Python integration

DSS comes with native Python integration. The DSS installation phase creates an initial “builtin” Python environment, which is used to run all Python-based internal DSS operations, and is also used as a default environment to run user-provided Python code.

This builtin Python environment comes with a default set of packages, suitable for this version of DSS. These are setup by the DSS installer and updated accordingly on DSS upgrades. The builtin environment may be based on Python version 2.7, 3.6 or 3.7, to be chosen at installation time. See Customizing setup of the builtin Python environment.

Warning

Python 2.7 support is deprecated

In addition to this builtin environment, DSS can dynamically build and manage multiple additional Python environments, to run user-provided Python code. These can be built with different versions of Python, and different sets of installed packages. See Code environments.

Installing Python packages

Warning

Installingn Python packages in the builtin environmnet is highly discouraged. It can lead to package dependency conflicts with the mandatory set of packages provided by the DSS installer, and may complexify later DSS upgrades.

Managed code environments must be preferred. See Installing Python packages for details.
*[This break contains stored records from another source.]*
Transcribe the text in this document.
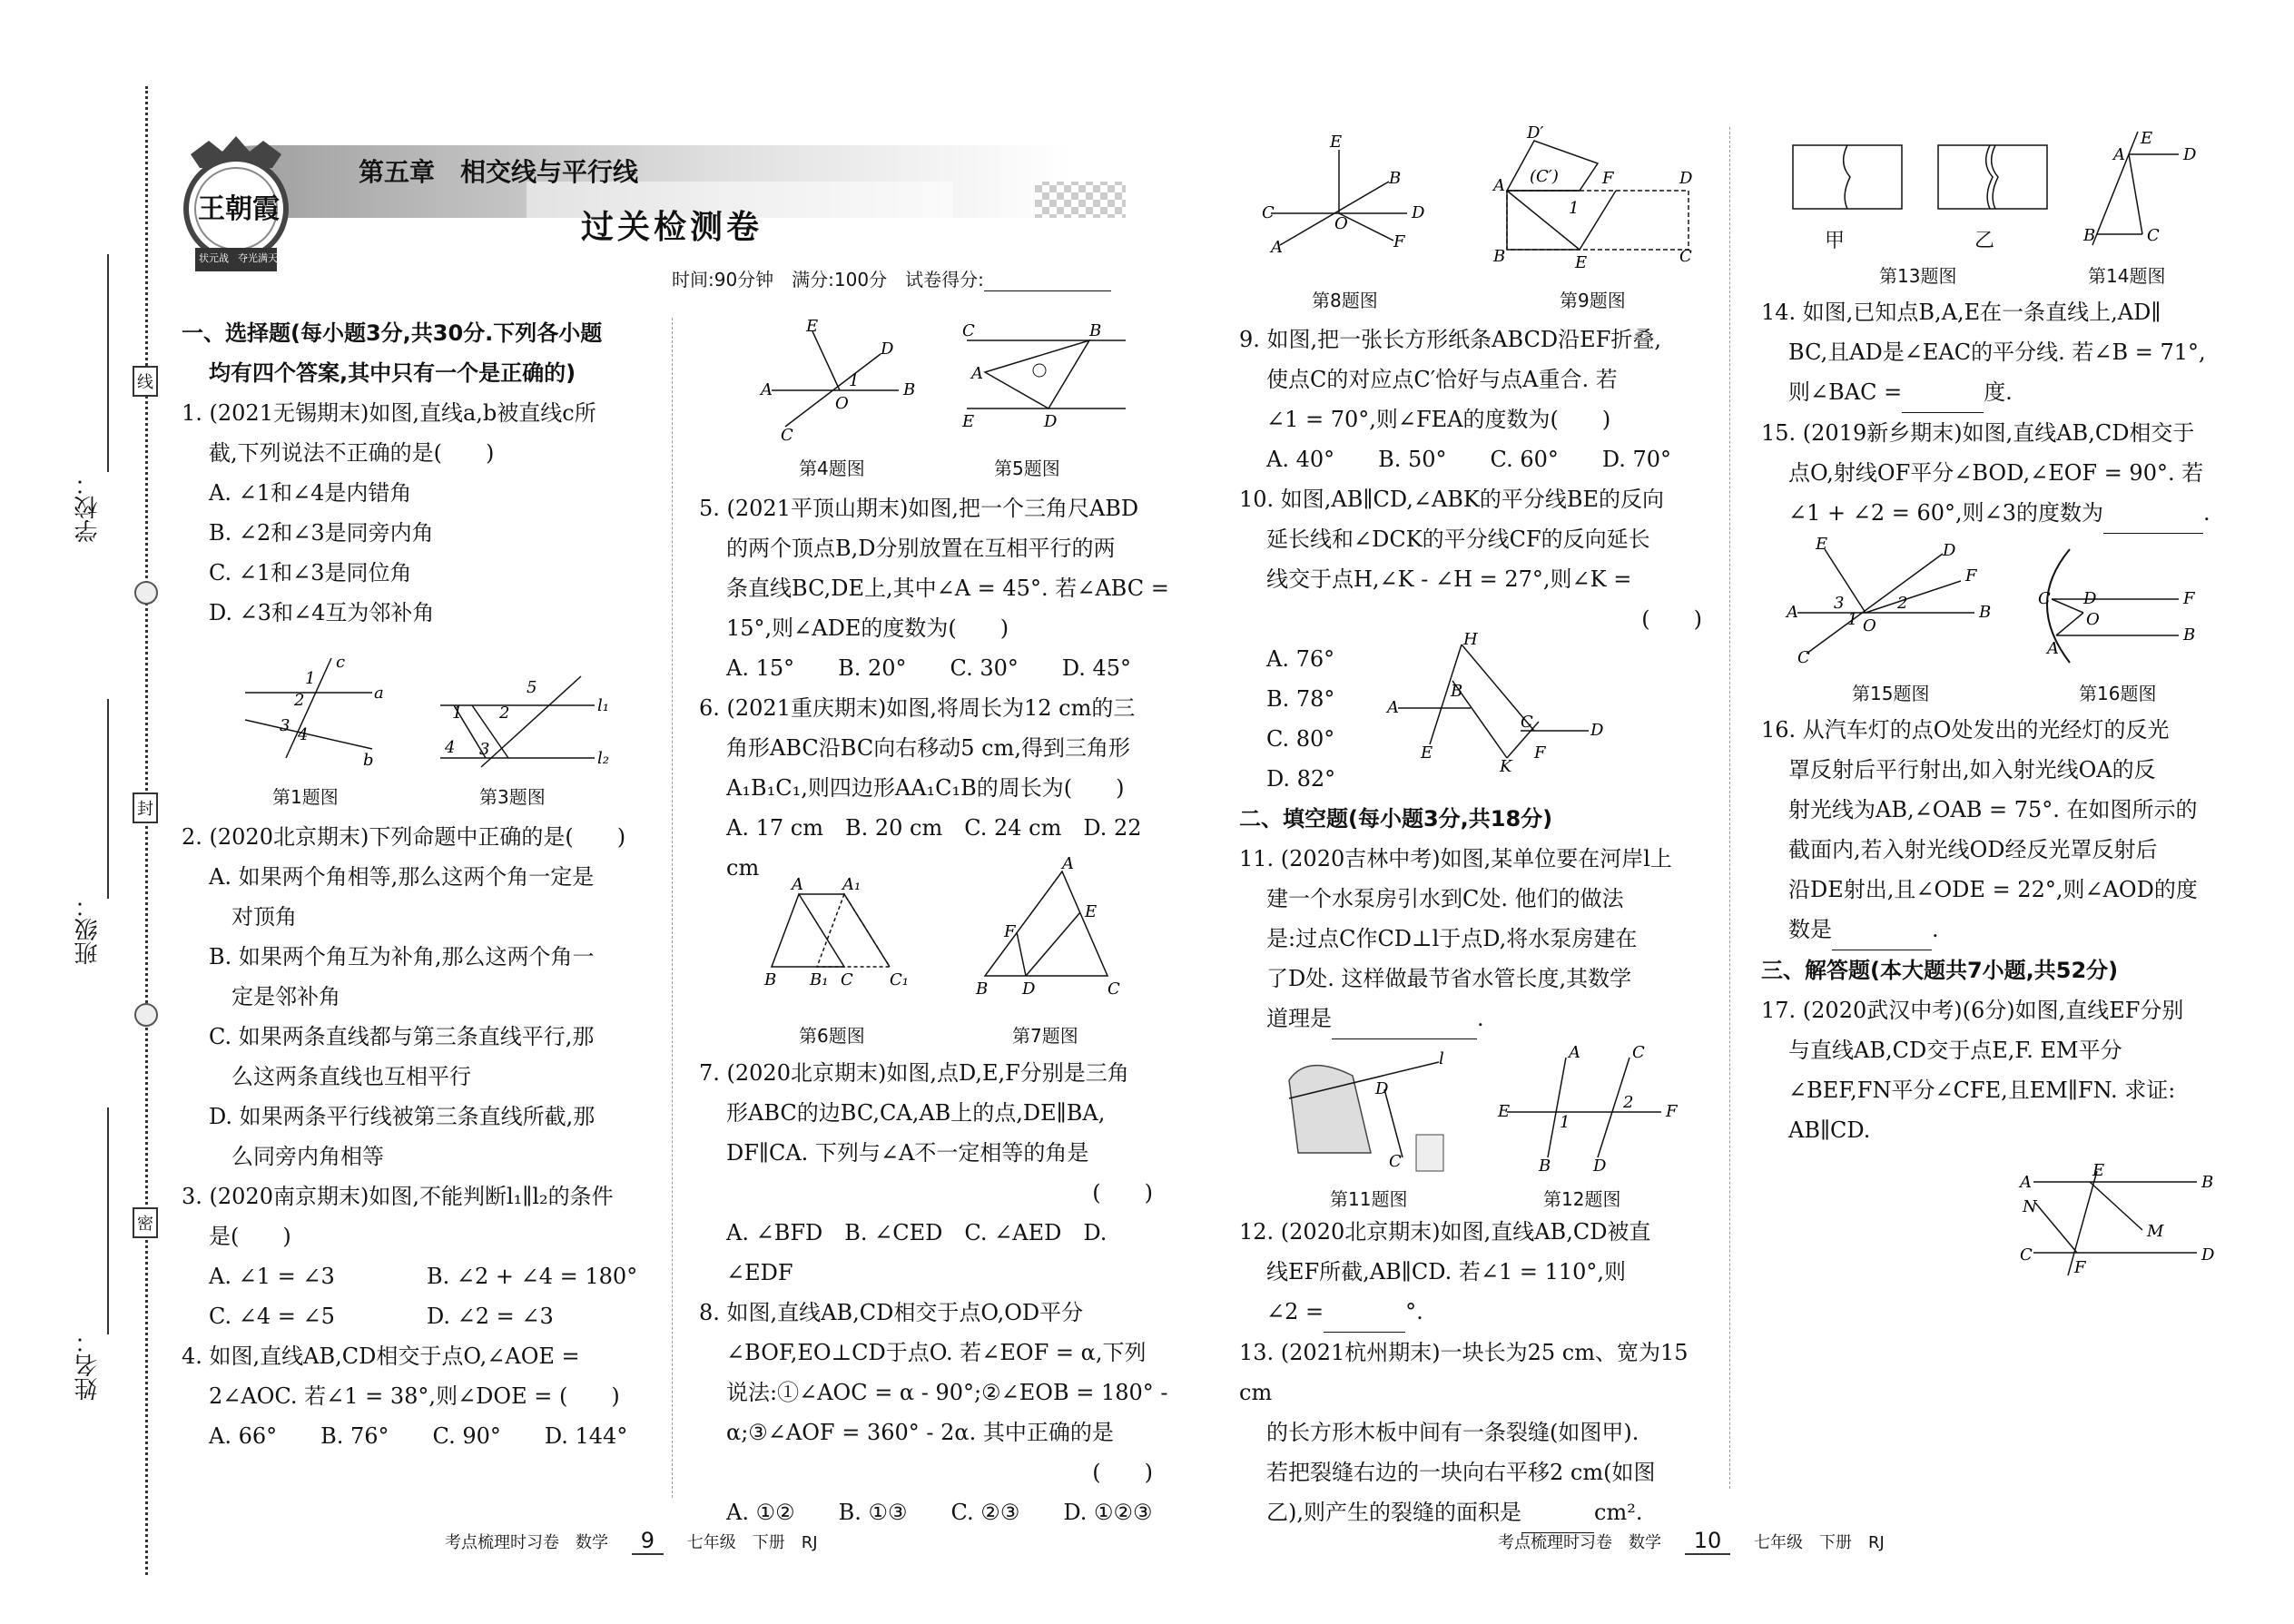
学校：
班级：
姓名：
线
封
密
王朝霞
状元战 夺光满天
第五章　相交线与平行线
过关检测卷
时间:90分钟　满分:100分　试卷得分:
一、选择题(每小题3分,共30分.下列各小题
均有四个答案,其中只有一个是正确的)
1. (2021无锡期末)如图,直线a,b被直线c所
截,下列说法不正确的是(　　)
A. ∠1和∠4是内错角
B. ∠2和∠3是同旁内角
C. ∠1和∠3是同位角
D. ∠3和∠4互为邻补角
c
a
b
1
2
3 4
l₁
l₂
1 2
5
4 3
第1题图	第3题图
2. (2020北京期末)下列命题中正确的是(　　)
A. 如果两个角相等,那么这两个角一定是
对顶角
B. 如果两个角互为补角,那么这两个角一
定是邻补角
C. 如果两条直线都与第三条直线平行,那
么这两条直线也互相平行
D. 如果两条平行线被第三条直线所截,那
么同旁内角相等
3. (2020南京期末)如图,不能判断l₁∥l₂的条件
是(　　)
A. ∠1 = ∠3	B. ∠2 + ∠4 = 180°
C. ∠4 = ∠5	D. ∠2 = ∠3
4. 如图,直线AB,CD相交于点O,∠AOE =
2∠AOC. 若∠1 = 38°,则∠DOE = (　　)
A. 66°　　B. 76°　　C. 90°　　D. 144°
E
D
A	B
C
O
1
C	B
A
E	D
第4题图	第5题图
5. (2021平顶山期末)如图,把一个三角尺ABD
的两个顶点B,D分别放置在互相平行的两
条直线BC,DE上,其中∠A = 45°. 若∠ABC =
15°,则∠ADE的度数为(　　)
A. 15°　　B. 20°　　C. 30°　　D. 45°
6. (2021重庆期末)如图,将周长为12 cm的三
角形ABC沿BC向右移动5 cm,得到三角形
A₁B₁C₁,则四边形AA₁C₁B的周长为(　　)
A. 17 cm　B. 20 cm　C. 24 cm　D. 22 cm
A A₁
B B₁ C C₁
A
E
F
B D	C
第6题图	第7题图
7. (2020北京期末)如图,点D,E,F分别是三角
形ABC的边BC,CA,AB上的点,DE∥BA,
DF∥CA. 下列与∠A不一定相等的角是
(　　)
A. ∠BFD　B. ∠CED　C. ∠AED　D. ∠EDF
8. 如图,直线AB,CD相交于点O,OD平分
∠BOF,EO⊥CD于点O. 若∠EOF = α,下列
说法:①∠AOC = α - 90°;②∠EOB = 180° -
α;③∠AOF = 360° - 2α. 其中正确的是
(　　)
A. ①②　　B. ①③　　C. ②③　　D. ①②③
E
B
D
C
F
A
O
D′
A (C′)	F	D
B	E	C
1
第8题图	第9题图
9. 如图,把一张长方形纸条ABCD沿EF折叠,
使点C的对应点C′恰好与点A重合. 若
∠1 = 70°,则∠FEA的度数为(　　)
A. 40°　　B. 50°　　C. 60°　　D. 70°
10. 如图,AB∥CD,∠ABK的平分线BE的反向
延长线和∠DCK的平分线CF的反向延长
线交于点H,∠K - ∠H = 27°,则∠K =
(　　)
A. 76°
B. 78°
C. 80°
D. 82°
二、填空题(每小题3分,共18分)
11. (2020吉林中考)如图,某单位要在河岸l上
建一个水泵房引水到C处. 他们的做法
是:过点C作CD⊥l于点D,将水泵房建在
了D处. 这样做最节省水管长度,其数学
道理是	.
H
A
B
E
C	D
K
F
l
D
C
E	F
A	C
B	D
1
2
第11题图	第12题图
12. (2020北京期末)如图,直线AB,CD被直
线EF所截,AB∥CD. 若∠1 = 110°,则
∠2 =	°.
13. (2021杭州期末)一块长为25 cm、宽为15 cm
的长方形木板中间有一条裂缝(如图甲).
若把裂缝右边的一块向右平移2 cm(如图
乙),则产生的裂缝的面积是	cm².
E
A	D
B	C
甲	乙
第13题图	第14题图
14. 如图,已知点B,A,E在一条直线上,AD∥
BC,且AD是∠EAC的平分线. 若∠B = 71°,
则∠BAC =	度.
15. (2019新乡期末)如图,直线AB,CD相交于
点O,射线OF平分∠BOD,∠EOF = 90°. 若
∠1 + ∠2 = 60°,则∠3的度数为	.
E	D
F
A	B
C
O
3
1
2	C D
O
A
F
B
第15题图	第16题图
16. 从汽车灯的点O处发出的光经灯的反光
罩反射后平行射出,如入射光线OA的反
射光线为AB,∠OAB = 75°. 在如图所示的
截面内,若入射光线OD经反光罩反射后
沿DE射出,且∠ODE = 22°,则∠AOD的度
数是	.
三、解答题(本大题共7小题,共52分)
17. (2020武汉中考)(6分)如图,直线EF分别
与直线AB,CD交于点E,F. EM平分
∠BEF,FN平分∠CFE,且EM∥FN. 求证:
AB∥CD.
A
E
B
N
M
C
F
D
考点梳理时习卷　数学 9 七年级　下册　RJ	考点梳理时习卷　数学 10 七年级　下册　RJ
Customizing setup of the builtin Python environment

Warning

It is very rare to need to customize this. We strongly recommend that you only do it under instructions from Dataiku Support

Rebuilding the builtin Python environment

It is possible to rebuild the builtin Python virtual environment, if necessary. This is the case if you moved or renamed DSS’s data directory, as Python virtual environments embed their full directory name. This may be also be the case if you want to reset the virtualenv to a pristine state following installation / desinstallation of additional packages.
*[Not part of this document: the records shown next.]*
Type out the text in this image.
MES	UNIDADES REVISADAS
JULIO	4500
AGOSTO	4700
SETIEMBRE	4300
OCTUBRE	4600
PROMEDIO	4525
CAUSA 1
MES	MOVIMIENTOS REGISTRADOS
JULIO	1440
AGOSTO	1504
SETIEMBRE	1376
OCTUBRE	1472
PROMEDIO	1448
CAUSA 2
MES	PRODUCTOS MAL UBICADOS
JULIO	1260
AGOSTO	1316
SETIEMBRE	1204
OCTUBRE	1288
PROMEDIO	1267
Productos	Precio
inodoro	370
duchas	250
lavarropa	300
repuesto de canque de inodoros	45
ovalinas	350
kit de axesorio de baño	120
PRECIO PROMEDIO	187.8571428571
The builtin Python virtualenv is automatically created by the installer when it is not present. The sequence of operations to reinitialize it thus consists in removing the virtualenv and reinstalling DSS.

Warning

Doing this will automatically recreate the Python environment with Python 3.6 or Python 3.7 depending on your system. If your previous builtin environment was running Python 2.7, user code still using the builtin environment may need to be changed, and ML models trained with the builtin environment may need to be retrained

# Stop DSS
DATA_DIR/bin/dss stop

# Remove the virtualenv, keeping backup
mv DATA_DIR/pyenv DATA_DIR/pyenv.backup

# Reinstall DSS (upgrade mode), choosing the underlying base Python to use
dataiku-dss-VERSION/installer.sh -d DATA_DIR -u

# Start DSS
DATA_DIR/bin/dss start

# When everything is considered stable, remove the backup
rm -rf DATA_DIR/pyenv.backup

Advanced: using a fully custom Python environment

Warning

It is very rare to need to customize this. We strongly recommend that you only do it under instructions from Dataiku Support

For non-standard needs, you can force DSS to use an externally-maintained Python installation by defining the DKUPYTHONBIN environment variable;

When this variable is defined, the precompiled third-party Python packages shipped with DSS are not used. You must make sure that the interpreter started by $DKUPYTHONBIN contains all packages required by DSS. Please refer to the script INSTALL_DIR/scripts/install/install-python-packages.sh, found in the DSS installation directory, for this purpose.